Regarding the code-comments, I think the following should be minimum requirements:

  • Every file should have a header that briefly explains what the file contains and how it fits in with the overall system. That way I know if I am even looking in the right file.

  • Each function / class / etc. should have a doc-string explaining what it does, even if it is internal and not intended to be used in the external API. Because without proper doc-strings we have to guess / infer what the function does from reading its code, which is not only very slow to do, but if there are problems / bugs in the code, then we may not understand what it does, or even worse, we may think that the bugs are actually features.

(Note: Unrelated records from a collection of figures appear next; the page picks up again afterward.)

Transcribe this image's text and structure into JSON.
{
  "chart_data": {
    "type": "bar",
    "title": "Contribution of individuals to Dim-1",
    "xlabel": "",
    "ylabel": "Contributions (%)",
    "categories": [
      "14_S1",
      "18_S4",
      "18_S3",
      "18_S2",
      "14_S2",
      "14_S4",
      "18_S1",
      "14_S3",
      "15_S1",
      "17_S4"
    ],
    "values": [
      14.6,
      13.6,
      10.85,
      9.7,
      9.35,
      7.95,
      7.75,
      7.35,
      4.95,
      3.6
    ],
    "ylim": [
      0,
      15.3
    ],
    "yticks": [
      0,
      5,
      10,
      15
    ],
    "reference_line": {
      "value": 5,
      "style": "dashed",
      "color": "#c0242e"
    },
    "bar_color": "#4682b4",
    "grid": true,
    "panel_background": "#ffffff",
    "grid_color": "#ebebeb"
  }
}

  • Personally I would prefer if you go into “full Shakespeare mode” like I do with my own code-comments, but I don’t think I can convince you of doing that. But you should as a bare minimum explain what is going on in non-trivial parts of the code, using proper English explanations and not short cryptic comments in broken English, that may be just as hard to understand as the code itself.

If you start doing this going forward, then I think it will be a great help to others who are trying to understand and contribute to your code-base, and eventually more and more of your code-base will be easier to understand for others.

As an example, have a look at the R&D project I just finished here which has lots of non-trivial things going on - including some non-obvious data-conversion to make Numba run even faster (altogether I got a nearly 50x speed-up over pure Python thanks to Numba!) Without the extensive code-comments this would be quite hard to understand - even for myself if I look at the code again in a few years. There’s also some code that handles floating-point rounding errors, which would look bizarre if it wasn’t explained.

Just look at how beautiful this code is! I simply don’t understand why software engineers don’t take more pride in their work, like master carpenters would do. And it’s not hard to do. This entire R&D project took me 4 weeks to complete, including the invention of the new algorithm with several iterations of rewriting and improving it; optimizing it for Numba; polishing and documenting the code; making a tutorial; writing the paper, etc.